Ngo, Hood, Martin, Painter, Smith & Zappavigna (2022: 200-1, 202-3):
An important exception to these principles is what is commonly referred to as mime. In terms of our model mime is semovergent paralanguage that does not accompany language, an apparent contradiction in terms. To explore this further we will return to a miming segment in our vlogger’s ‘Parking Lot’ phase. …
In this sequence, there is a miming segment where tone groups might have been, as the vlogger mimes the paralanguage of her parking spot assailant. She first mimes his exasperation.
She then mimes his ideational paralanguage as he twice gestures for her to leave (including a deictic pointing gesture).
The third time his motion gesture is mimed in fact concurs with language.
As we can see, the two miming segments are heavily co-textualised by language that makes explicit what is going on. The orientation to the narrative introduces the recurrent problem of someone following the vlogger in a parking lot and waiting for her to leave. The miming segments are introduced with an incomplete tone group //3 cars be- / hind him and he was like // [mimics man’s gesture and expression] //, with a missing Tonic segment. The vlogger then mimes the expected information before making it linguistically explicit in a tone group converging with the third iteration of the gesture.
Setting aside the mime performances of mime artists (the ‘art of silence’ Marcel Marceau referred to), we can predict that co-textualisation of this kind is a generalisable pattern as far as semovergent paralanguage (in the absence of language) is concerned. What the moment of mime does not provide as far as language is concerned, the immediately preceding and following co-text does. The convergent nature of semovergent paralanguage as a recurrent pattern is clear.
Blogger Comments:
[1] Importantly, this is an instance of using body language to depict body language. In Cléirigh's original model, the miming body language is epilinguistic, since it is a depiction that is only made possible by the ontogenesis of language, as evinced by the inability of other animals to do it.
The body language of the motorist, on the other hand, is at first protolinguistic (personal microfunction: exasperation) and then epilinguistic (SPEECH FUNCTION: gesturing a command for her to leave).

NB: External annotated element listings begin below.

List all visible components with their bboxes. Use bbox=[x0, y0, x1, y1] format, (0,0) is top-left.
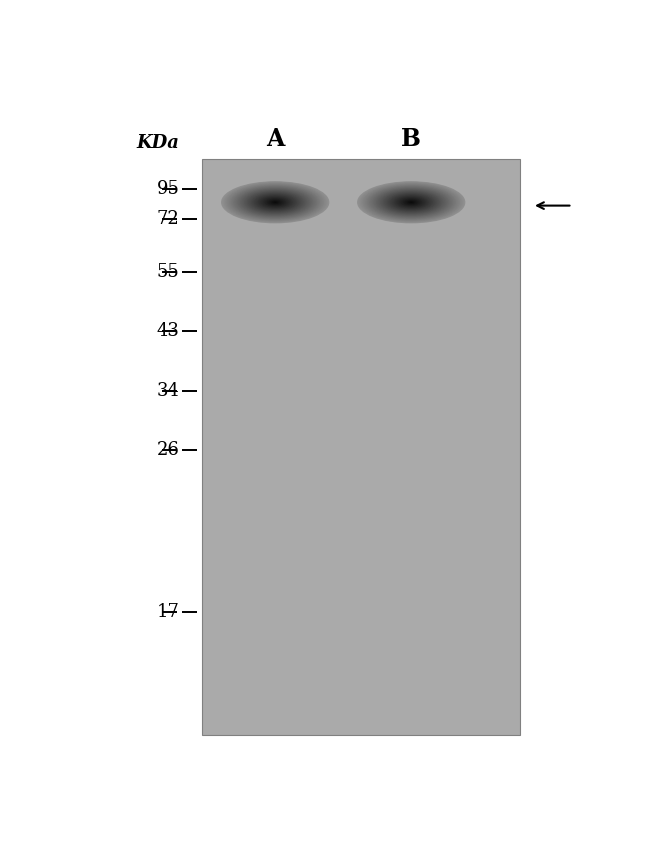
Ellipse shape bbox=[372, 187, 450, 217]
Ellipse shape bbox=[229, 185, 321, 220]
Ellipse shape bbox=[265, 198, 286, 206]
Ellipse shape bbox=[240, 189, 311, 216]
Ellipse shape bbox=[255, 194, 296, 210]
Ellipse shape bbox=[370, 186, 452, 218]
Ellipse shape bbox=[389, 194, 433, 210]
Ellipse shape bbox=[396, 197, 426, 208]
Text: 17: 17 bbox=[157, 603, 179, 621]
Text: 72: 72 bbox=[157, 210, 179, 228]
Text: B: B bbox=[401, 127, 421, 151]
Ellipse shape bbox=[272, 201, 278, 204]
Ellipse shape bbox=[244, 190, 306, 215]
Ellipse shape bbox=[267, 199, 283, 205]
Ellipse shape bbox=[403, 199, 419, 205]
Ellipse shape bbox=[388, 193, 434, 211]
Ellipse shape bbox=[252, 193, 298, 211]
Ellipse shape bbox=[268, 199, 282, 205]
Text: 34: 34 bbox=[157, 381, 179, 399]
Ellipse shape bbox=[237, 187, 313, 217]
Bar bbox=[202, 159, 519, 734]
Ellipse shape bbox=[224, 182, 327, 222]
Ellipse shape bbox=[374, 188, 448, 216]
Ellipse shape bbox=[364, 184, 459, 221]
Ellipse shape bbox=[257, 196, 292, 209]
Text: 95: 95 bbox=[157, 180, 179, 198]
Ellipse shape bbox=[232, 186, 318, 219]
Ellipse shape bbox=[227, 184, 322, 221]
Ellipse shape bbox=[222, 182, 328, 222]
Text: 26: 26 bbox=[157, 442, 179, 460]
Ellipse shape bbox=[239, 188, 312, 216]
Ellipse shape bbox=[247, 192, 304, 213]
Ellipse shape bbox=[398, 197, 424, 208]
Text: A: A bbox=[266, 127, 285, 151]
Ellipse shape bbox=[248, 192, 302, 213]
Ellipse shape bbox=[368, 186, 454, 219]
Ellipse shape bbox=[231, 185, 320, 220]
Ellipse shape bbox=[256, 195, 294, 210]
Ellipse shape bbox=[263, 198, 287, 207]
Ellipse shape bbox=[367, 185, 456, 220]
Ellipse shape bbox=[271, 201, 280, 204]
Ellipse shape bbox=[251, 192, 300, 212]
Ellipse shape bbox=[259, 196, 291, 209]
Ellipse shape bbox=[384, 192, 438, 213]
Ellipse shape bbox=[226, 183, 324, 222]
Ellipse shape bbox=[363, 183, 460, 222]
Ellipse shape bbox=[394, 196, 429, 209]
Ellipse shape bbox=[408, 201, 414, 204]
Ellipse shape bbox=[266, 198, 285, 206]
Ellipse shape bbox=[410, 202, 413, 203]
Ellipse shape bbox=[392, 195, 430, 210]
Ellipse shape bbox=[241, 189, 309, 216]
Ellipse shape bbox=[407, 201, 415, 204]
Ellipse shape bbox=[361, 183, 462, 222]
Ellipse shape bbox=[379, 190, 444, 215]
Ellipse shape bbox=[400, 198, 422, 206]
Ellipse shape bbox=[395, 196, 428, 209]
Ellipse shape bbox=[378, 189, 445, 216]
Ellipse shape bbox=[402, 198, 421, 206]
Ellipse shape bbox=[380, 190, 443, 215]
Ellipse shape bbox=[369, 186, 453, 219]
Ellipse shape bbox=[262, 197, 289, 208]
Ellipse shape bbox=[404, 199, 418, 205]
Text: KDa: KDa bbox=[136, 134, 179, 152]
Text: 43: 43 bbox=[157, 322, 179, 340]
Ellipse shape bbox=[383, 192, 439, 213]
Ellipse shape bbox=[246, 191, 305, 214]
Ellipse shape bbox=[382, 191, 441, 214]
Ellipse shape bbox=[391, 194, 432, 210]
Ellipse shape bbox=[357, 181, 465, 223]
Ellipse shape bbox=[274, 202, 276, 203]
Ellipse shape bbox=[359, 182, 463, 222]
Ellipse shape bbox=[387, 192, 436, 212]
Ellipse shape bbox=[365, 185, 457, 220]
Ellipse shape bbox=[254, 194, 297, 210]
Ellipse shape bbox=[376, 189, 447, 216]
Ellipse shape bbox=[250, 192, 301, 212]
Ellipse shape bbox=[242, 190, 307, 215]
Ellipse shape bbox=[260, 197, 290, 208]
Text: 55: 55 bbox=[157, 263, 179, 281]
Ellipse shape bbox=[235, 186, 316, 218]
Ellipse shape bbox=[399, 198, 423, 207]
Ellipse shape bbox=[373, 187, 449, 217]
Ellipse shape bbox=[233, 186, 317, 219]
Ellipse shape bbox=[221, 181, 330, 223]
Ellipse shape bbox=[358, 182, 464, 222]
Ellipse shape bbox=[225, 183, 325, 222]
Ellipse shape bbox=[270, 200, 281, 204]
Ellipse shape bbox=[406, 200, 417, 204]
Ellipse shape bbox=[385, 192, 437, 212]
Ellipse shape bbox=[236, 187, 315, 217]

[2] As the authors demonstrate, this type of mime does indeed accompany language, thereby invalidating their model of mime as semovergent paralanguage that does not accompany language.

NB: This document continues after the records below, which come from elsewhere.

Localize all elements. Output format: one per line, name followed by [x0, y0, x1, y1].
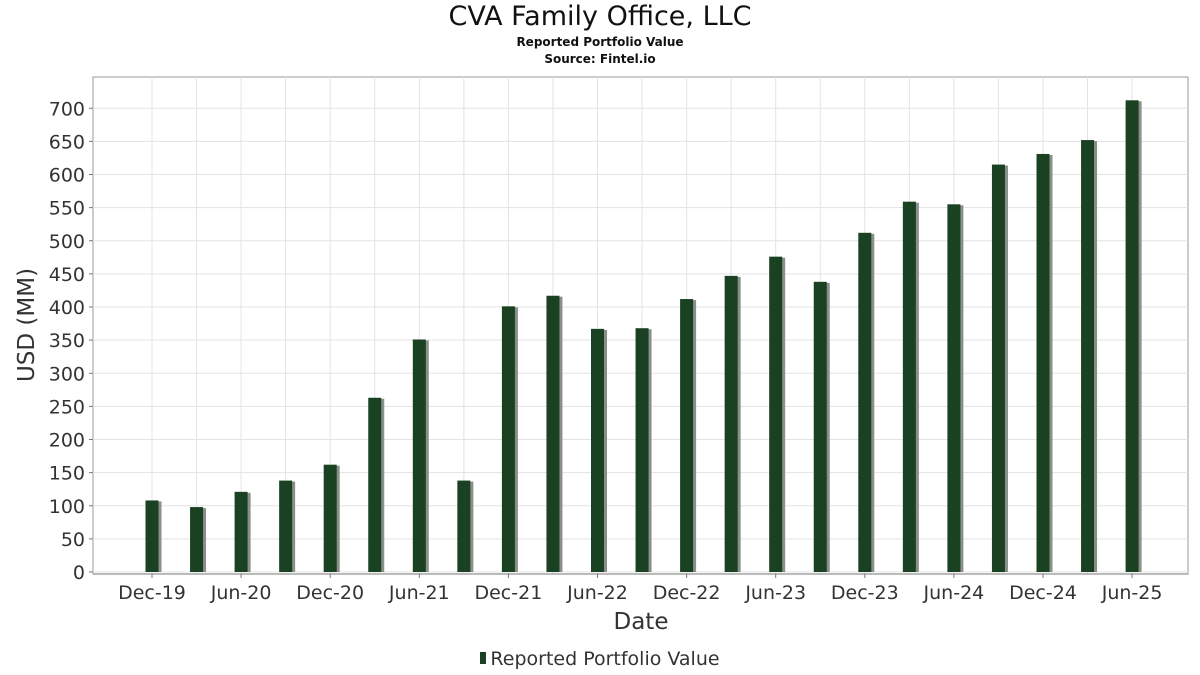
- x-tick-label: Jun-24: [923, 582, 985, 604]
- y-tick-label: 150: [49, 463, 85, 485]
- y-tick-label: 200: [49, 430, 85, 452]
- y-axis-title: USD (MM): [14, 268, 40, 382]
- y-tick-label: 500: [49, 231, 85, 253]
- x-tick-label: Dec-24: [1009, 582, 1077, 604]
- x-tick-label: Dec-23: [831, 582, 899, 604]
- y-tick-label: 300: [49, 363, 85, 385]
- bar: [591, 328, 604, 572]
- bar: [368, 397, 382, 572]
- bar: [501, 306, 515, 572]
- x-axis-title: Date: [614, 609, 669, 635]
- chart-title: CVA Family Office, LLC: [448, 1, 752, 32]
- x-tick-label: Jun-21: [388, 582, 450, 604]
- bar: [1125, 100, 1139, 573]
- y-tick-label: 650: [49, 131, 85, 153]
- bar: [234, 491, 248, 572]
- legend: Reported Portfolio Value: [0, 648, 1200, 670]
- bar: [412, 339, 426, 572]
- x-tick-label: Jun-22: [566, 582, 628, 604]
- y-tick-label: 250: [49, 396, 85, 418]
- bar: [635, 328, 649, 572]
- bar: [1036, 153, 1050, 572]
- bar: [190, 507, 204, 572]
- y-tick-label: 100: [49, 496, 85, 518]
- chart-source: Source: Fintel.io: [544, 52, 656, 66]
- y-tick-label: 350: [49, 330, 85, 352]
- bar: [279, 480, 293, 572]
- bars: [145, 100, 1142, 573]
- y-tick-label: 600: [49, 165, 85, 187]
- chart-subtitle: Reported Portfolio Value: [516, 35, 684, 49]
- bar: [1081, 140, 1095, 573]
- x-tick-label: Jun-23: [744, 582, 806, 604]
- bar: [457, 480, 471, 572]
- x-tick-label: Dec-20: [296, 582, 364, 604]
- legend-swatch: [480, 652, 487, 664]
- bar: [769, 256, 783, 572]
- bar: [724, 275, 738, 572]
- bar: [323, 464, 337, 572]
- x-tick-label: Dec-22: [653, 582, 721, 604]
- y-tick-label: 450: [49, 264, 85, 286]
- bar: [680, 299, 694, 572]
- y-tick-label: 400: [49, 297, 85, 319]
- y-tick-label: 700: [49, 98, 85, 120]
- x-tick-label: Jun-25: [1101, 582, 1163, 604]
- bar: [991, 164, 1005, 572]
- bar: [546, 295, 560, 572]
- y-tick-label: 50: [61, 529, 85, 551]
- y-tick-label: 0: [73, 562, 85, 584]
- bar: [858, 232, 872, 573]
- legend-label: Reported Portfolio Value: [490, 648, 720, 670]
- bar: [902, 201, 916, 572]
- x-tick-label: Jun-20: [210, 582, 272, 604]
- y-tick-label: 550: [49, 198, 85, 220]
- bar: [947, 204, 961, 572]
- x-tick-label: Dec-21: [474, 582, 542, 604]
- axes: 0 50 100 150 200 250 300 350 400 450 500 550 600 650 7…: [49, 98, 1188, 604]
- bar: [813, 281, 827, 572]
- x-tick-label: Dec-19: [118, 582, 186, 604]
- bar: [145, 500, 159, 572]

[3] Significantly, the authors do not actually identify the system of linguistic meaning that the mime is said to converge with in their model, being only concerned to relate this semovergent paralanguage to phonology, as it were sonovergent instead. The authors frequently state categorically that paralanguage cannot "converge" with NEGOTIATION (p29, 34, 38, 203), which the gesture of a command, above, clearly contradicts.